Characterizing the Complexity of Social Robot Navigation Scenarios
Andrew Stratton, Kris Hauser, Christoforos Mavrogiannis
TL;DR
The paper argues for a complexity-based lens to benchmark social robot navigation beyond sparse, cooperative scenarios. It defines contextual and robot-related factors and conducts an extensive simulation study with 500 scenarios per condition to assess how these factors affect a suite of algorithms, including ORCA, SFM, and learning-based controllers such as RGL, MPC-SGAN, and MPPI-SGAN. Key findings show that Density and Environment Geometry have the strongest empirical links to performance, with correlations such as $\rho=-0.878$ and $\rho=-0.760$ for success rate and minimum distance, and $\rho=0.641$ for success as Width increases; high-complexity scenarios also reveal distribution-shift vulnerabilities in data-driven methods.

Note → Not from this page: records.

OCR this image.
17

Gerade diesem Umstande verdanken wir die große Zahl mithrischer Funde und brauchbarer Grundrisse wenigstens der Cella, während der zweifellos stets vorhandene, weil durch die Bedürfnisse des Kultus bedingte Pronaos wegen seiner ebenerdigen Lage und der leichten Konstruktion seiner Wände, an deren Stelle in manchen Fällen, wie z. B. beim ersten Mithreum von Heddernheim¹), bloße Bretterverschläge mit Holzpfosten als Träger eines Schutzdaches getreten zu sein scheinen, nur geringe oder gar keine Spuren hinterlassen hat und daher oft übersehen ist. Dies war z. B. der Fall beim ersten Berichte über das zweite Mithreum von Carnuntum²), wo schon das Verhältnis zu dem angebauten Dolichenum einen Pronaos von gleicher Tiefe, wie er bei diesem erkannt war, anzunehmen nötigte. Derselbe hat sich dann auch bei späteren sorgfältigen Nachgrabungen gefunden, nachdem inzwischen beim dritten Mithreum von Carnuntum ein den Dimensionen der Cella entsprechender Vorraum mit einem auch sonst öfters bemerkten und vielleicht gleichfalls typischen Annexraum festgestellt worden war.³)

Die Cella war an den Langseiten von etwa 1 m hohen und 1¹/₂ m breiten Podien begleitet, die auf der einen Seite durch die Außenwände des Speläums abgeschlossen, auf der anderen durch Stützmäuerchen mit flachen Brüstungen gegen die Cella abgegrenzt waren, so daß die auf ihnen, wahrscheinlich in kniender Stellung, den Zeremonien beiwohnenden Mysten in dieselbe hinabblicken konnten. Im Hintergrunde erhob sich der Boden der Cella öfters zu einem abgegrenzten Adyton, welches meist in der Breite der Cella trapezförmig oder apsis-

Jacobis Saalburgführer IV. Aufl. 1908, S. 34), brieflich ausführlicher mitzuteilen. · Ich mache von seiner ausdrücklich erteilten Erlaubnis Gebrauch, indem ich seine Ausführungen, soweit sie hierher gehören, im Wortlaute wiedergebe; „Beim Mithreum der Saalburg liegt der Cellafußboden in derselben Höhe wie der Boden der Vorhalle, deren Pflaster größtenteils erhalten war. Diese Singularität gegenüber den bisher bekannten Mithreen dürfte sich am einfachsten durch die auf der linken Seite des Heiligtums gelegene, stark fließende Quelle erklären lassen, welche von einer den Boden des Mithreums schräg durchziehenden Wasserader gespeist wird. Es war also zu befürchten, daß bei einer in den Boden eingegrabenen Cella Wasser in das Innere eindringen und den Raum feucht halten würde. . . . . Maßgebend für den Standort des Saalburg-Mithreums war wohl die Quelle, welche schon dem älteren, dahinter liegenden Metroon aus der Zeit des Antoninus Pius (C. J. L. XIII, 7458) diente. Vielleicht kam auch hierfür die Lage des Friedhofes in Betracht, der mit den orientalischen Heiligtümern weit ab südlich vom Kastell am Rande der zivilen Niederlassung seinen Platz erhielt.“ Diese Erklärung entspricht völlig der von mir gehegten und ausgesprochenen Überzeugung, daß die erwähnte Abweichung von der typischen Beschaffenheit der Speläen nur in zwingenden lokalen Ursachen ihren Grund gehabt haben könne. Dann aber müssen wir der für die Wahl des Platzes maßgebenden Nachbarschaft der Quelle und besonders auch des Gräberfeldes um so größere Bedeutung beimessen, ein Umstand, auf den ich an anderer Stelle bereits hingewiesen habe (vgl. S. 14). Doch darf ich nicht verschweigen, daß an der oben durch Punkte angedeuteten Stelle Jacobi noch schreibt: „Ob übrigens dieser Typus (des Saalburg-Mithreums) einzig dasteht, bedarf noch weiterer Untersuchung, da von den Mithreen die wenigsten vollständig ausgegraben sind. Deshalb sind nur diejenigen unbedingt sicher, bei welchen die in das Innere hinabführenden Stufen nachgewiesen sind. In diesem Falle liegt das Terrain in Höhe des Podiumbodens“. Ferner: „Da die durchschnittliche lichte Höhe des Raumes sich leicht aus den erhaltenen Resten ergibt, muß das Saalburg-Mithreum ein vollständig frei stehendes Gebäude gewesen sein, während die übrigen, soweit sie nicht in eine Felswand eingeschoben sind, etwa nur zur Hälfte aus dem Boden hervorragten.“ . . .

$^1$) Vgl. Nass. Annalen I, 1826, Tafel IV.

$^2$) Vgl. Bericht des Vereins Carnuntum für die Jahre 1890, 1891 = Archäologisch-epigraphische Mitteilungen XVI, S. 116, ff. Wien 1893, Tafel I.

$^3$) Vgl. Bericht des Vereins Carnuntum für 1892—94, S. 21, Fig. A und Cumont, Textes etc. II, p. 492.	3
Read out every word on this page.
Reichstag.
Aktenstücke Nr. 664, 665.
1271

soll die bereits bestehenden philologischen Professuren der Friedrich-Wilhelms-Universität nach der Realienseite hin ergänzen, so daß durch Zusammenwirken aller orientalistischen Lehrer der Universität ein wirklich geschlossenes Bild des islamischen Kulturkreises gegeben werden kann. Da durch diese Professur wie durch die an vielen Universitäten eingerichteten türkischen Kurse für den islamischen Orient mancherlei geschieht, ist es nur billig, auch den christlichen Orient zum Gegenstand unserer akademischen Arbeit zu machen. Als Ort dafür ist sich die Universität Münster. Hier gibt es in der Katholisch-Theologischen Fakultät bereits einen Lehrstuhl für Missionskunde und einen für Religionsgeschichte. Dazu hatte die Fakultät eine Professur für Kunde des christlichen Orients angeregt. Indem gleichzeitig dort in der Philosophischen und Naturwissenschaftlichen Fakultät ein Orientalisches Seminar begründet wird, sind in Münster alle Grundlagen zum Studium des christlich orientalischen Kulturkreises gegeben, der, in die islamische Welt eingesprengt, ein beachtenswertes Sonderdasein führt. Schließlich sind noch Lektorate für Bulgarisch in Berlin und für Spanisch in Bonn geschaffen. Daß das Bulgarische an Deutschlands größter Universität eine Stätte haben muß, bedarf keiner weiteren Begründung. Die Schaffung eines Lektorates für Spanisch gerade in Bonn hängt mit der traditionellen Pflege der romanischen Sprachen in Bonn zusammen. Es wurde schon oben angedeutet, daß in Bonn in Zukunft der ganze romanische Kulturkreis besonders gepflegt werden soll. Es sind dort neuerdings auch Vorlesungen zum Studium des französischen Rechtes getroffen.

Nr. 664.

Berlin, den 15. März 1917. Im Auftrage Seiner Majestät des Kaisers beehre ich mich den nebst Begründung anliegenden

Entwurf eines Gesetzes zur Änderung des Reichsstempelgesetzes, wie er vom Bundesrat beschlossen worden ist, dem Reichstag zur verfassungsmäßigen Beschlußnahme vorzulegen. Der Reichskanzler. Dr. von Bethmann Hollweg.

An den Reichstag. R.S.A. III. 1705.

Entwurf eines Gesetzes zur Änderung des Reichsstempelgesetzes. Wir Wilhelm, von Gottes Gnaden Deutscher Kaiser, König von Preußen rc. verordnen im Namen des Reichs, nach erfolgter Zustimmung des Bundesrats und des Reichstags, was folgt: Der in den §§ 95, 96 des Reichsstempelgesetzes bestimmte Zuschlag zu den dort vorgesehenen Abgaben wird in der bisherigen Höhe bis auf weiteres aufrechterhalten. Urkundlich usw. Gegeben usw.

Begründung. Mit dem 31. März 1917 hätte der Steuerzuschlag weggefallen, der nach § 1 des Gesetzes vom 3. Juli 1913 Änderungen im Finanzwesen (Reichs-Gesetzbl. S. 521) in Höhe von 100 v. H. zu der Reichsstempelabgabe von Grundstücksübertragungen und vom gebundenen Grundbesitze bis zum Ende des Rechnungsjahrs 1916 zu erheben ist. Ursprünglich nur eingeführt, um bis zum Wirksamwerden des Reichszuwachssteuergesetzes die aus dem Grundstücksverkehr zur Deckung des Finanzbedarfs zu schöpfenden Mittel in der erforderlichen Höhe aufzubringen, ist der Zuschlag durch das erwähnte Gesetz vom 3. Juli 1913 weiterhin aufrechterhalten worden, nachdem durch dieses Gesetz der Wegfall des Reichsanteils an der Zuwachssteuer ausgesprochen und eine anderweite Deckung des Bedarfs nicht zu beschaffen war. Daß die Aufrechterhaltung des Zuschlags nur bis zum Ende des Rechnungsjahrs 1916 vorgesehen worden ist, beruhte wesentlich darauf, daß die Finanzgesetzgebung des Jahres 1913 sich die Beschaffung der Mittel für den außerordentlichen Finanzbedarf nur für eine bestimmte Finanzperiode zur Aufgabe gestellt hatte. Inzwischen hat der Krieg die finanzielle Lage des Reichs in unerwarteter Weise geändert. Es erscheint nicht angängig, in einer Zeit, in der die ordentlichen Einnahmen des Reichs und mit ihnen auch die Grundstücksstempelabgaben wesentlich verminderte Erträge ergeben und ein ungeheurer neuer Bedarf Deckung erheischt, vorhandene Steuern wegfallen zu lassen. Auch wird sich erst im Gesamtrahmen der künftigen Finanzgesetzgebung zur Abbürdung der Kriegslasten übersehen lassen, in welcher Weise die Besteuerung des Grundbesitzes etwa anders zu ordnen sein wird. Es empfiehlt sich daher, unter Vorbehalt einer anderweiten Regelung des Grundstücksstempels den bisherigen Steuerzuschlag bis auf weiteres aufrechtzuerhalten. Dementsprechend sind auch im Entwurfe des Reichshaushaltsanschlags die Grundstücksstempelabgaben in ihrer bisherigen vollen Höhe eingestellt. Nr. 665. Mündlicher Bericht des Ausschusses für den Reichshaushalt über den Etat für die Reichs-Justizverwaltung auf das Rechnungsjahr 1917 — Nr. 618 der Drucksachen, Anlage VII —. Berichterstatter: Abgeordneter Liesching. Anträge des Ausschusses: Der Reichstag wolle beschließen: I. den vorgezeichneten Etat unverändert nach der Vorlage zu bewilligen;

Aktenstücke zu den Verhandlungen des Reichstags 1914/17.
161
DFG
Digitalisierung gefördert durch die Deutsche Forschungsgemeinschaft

The work highlights the need for high-complexity benchmarks that reflect geometric confinement and mixed-agent interactions to better anticipate real-world robot behavior and reliability.
Abstract
Social robot navigation algorithms are often demonstrated in overly simplified scenarios, prohibiting the extraction of practical insights about their relevance to real-world domains. Our key insight is that an understanding of the inherent complexity of a social robot navigation scenario could help characterize the limitations of existing navigation algorithms and provide actionable directions for improvement. Through an exploration of recent literature, we identify a series of factors contributing to the complexity of a scenario, disambiguating between contextual and robot-related ones. We then conduct a simulation study investigating how manipulations of contextual factors impact the performance of a variety of navigation algorithms. We find that dense and narrow environments correlate most strongly with performance drops, while the heterogeneity of agent policies and directionality of interactions have a less pronounced effect. Our findings motivate a shift towards developing and testing algorithms under higher-complexity settings.